A man wearing traditional Maasai dress will stop herding cattle to answer his mobile phone; a battery-run radio will play the latest Kenyan hip-hop to children kneeling over their homework on a dirt floor by the light of a kerosene lamp; the people will put Nescafé in their chai (tea), but brew natural medicine from the roots of local plants to treat ailments.
On that first night the fourteen children ran out to greet me, ushering me into the kitchen of the first wife’s home – a traditional circular minyata or mud hut with a thatched roof. It was difficult to see because of the smoke the kitchen fire was producing – thick and lingering. Tears were soon streaming down my face, and on later evenings when the smoke was heavy I would take to sitting in the kitchen wearing my swimming goggles.

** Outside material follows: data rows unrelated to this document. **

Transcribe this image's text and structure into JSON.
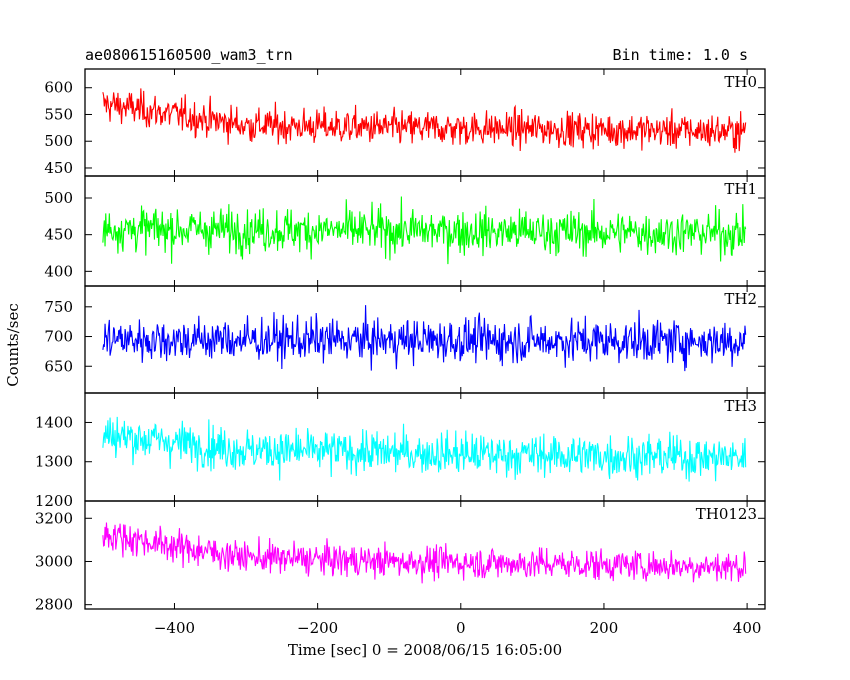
{
  "chart_data": {
    "type": "line",
    "title": "ae080615160500_wam3_trn",
    "bin_time_label": "Bin time: 1.0 s",
    "xlabel": "Time [sec] 0 = 2008/06/15 16:05:00",
    "ylabel": "Counts/sec",
    "xlim": [
      -525,
      425
    ],
    "x_ticks": [
      -400,
      -200,
      0,
      200,
      400
    ],
    "x_tick_labels": [
      "−400",
      "−200",
      "0",
      "200",
      "400"
    ],
    "x_range": [
      -500,
      398
    ],
    "panels": [
      {
        "name": "TH0",
        "color": "#ff0000",
        "ylim": [
          435,
          635
        ],
        "y_ticks": [
          450,
          500,
          550,
          600
        ],
        "y_tick_labels": [
          "450",
          "500",
          "550",
          "600"
        ],
        "trend": [
          [
            -500,
            570
          ],
          [
            -400,
            550
          ],
          [
            -300,
            530
          ],
          [
            -100,
            525
          ],
          [
            100,
            523
          ],
          [
            398,
            518
          ]
        ],
        "noise": 23
      },
      {
        "name": "TH1",
        "color": "#00ff00",
        "ylim": [
          380,
          530
        ],
        "y_ticks": [
          400,
          450,
          500
        ],
        "y_tick_labels": [
          "400",
          "450",
          "500"
        ],
        "trend": [
          [
            -500,
            458
          ],
          [
            398,
            452
          ]
        ],
        "noise": 21
      },
      {
        "name": "TH2",
        "color": "#0000ff",
        "ylim": [
          605,
          785
        ],
        "y_ticks": [
          650,
          700,
          750
        ],
        "y_tick_labels": [
          "650",
          "700",
          "750"
        ],
        "trend": [
          [
            -500,
            695
          ],
          [
            398,
            692
          ]
        ],
        "noise": 26
      },
      {
        "name": "TH3",
        "color": "#00ffff",
        "ylim": [
          1200,
          1475
        ],
        "y_ticks": [
          1200,
          1300,
          1400
        ],
        "y_tick_labels": [
          "1200",
          "1300",
          "1400"
        ],
        "trend": [
          [
            -500,
            1370
          ],
          [
            -400,
            1350
          ],
          [
            -300,
            1330
          ],
          [
            0,
            1320
          ],
          [
            398,
            1310
          ]
        ],
        "noise": 38
      },
      {
        "name": "TH0123",
        "color": "#ff00ff",
        "ylim": [
          2780,
          3280
        ],
        "y_ticks": [
          2800,
          3000,
          3200
        ],
        "y_tick_labels": [
          "2800",
          "3000",
          "3200"
        ],
        "trend": [
          [
            -500,
            3130
          ],
          [
            -400,
            3070
          ],
          [
            -300,
            3020
          ],
          [
            -100,
            3000
          ],
          [
            100,
            2990
          ],
          [
            398,
            2975
          ]
        ],
        "noise": 52
      }
    ]
  }
}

Nini (meaning mother) was sitting by the fire, stirring something in a large soot-covered pot. She was wearing a shuka – a colourful blanket-like material - wrapped around her like a toga. Her ears were stretched with beads so that holes gaped in the middle of the lobes. Her head was shaved. Her bottom teeth had been knocked out, a Maasai custom, and her hands and feet were decorated with beads and worn from years of hard work. She smiled at me, grasped my arms. She did not speak English, only Kimaasai. The younger children explained to me that because she was older I should bow my head in greeting as a sign of respect. I did so and she placed a hand on my crown. “Ashe oleng” she said – thank you.
The family had slaughtered a goat to welcome me into their community. In Maasai culture the people drink cow and goat blood to imbibe strength. I accepted a cup of blood and raised it tentatively to my lips. Salty. They picked up pieces of solidified blood like chunks of jelly, and slurped them into their mouths eagerly.
We sat around the fire and drank chai, staring at each other, the differences between us causing delight and fascination. I got the giggles because the situation was so completely outside of my every day experience. They gave me a Maasai name that night – Nashipai, meaning ‘ever smiling, ever laughing’. I went to sleep on a bed made of cowhide and sticks, anticipating what sunrise would bring.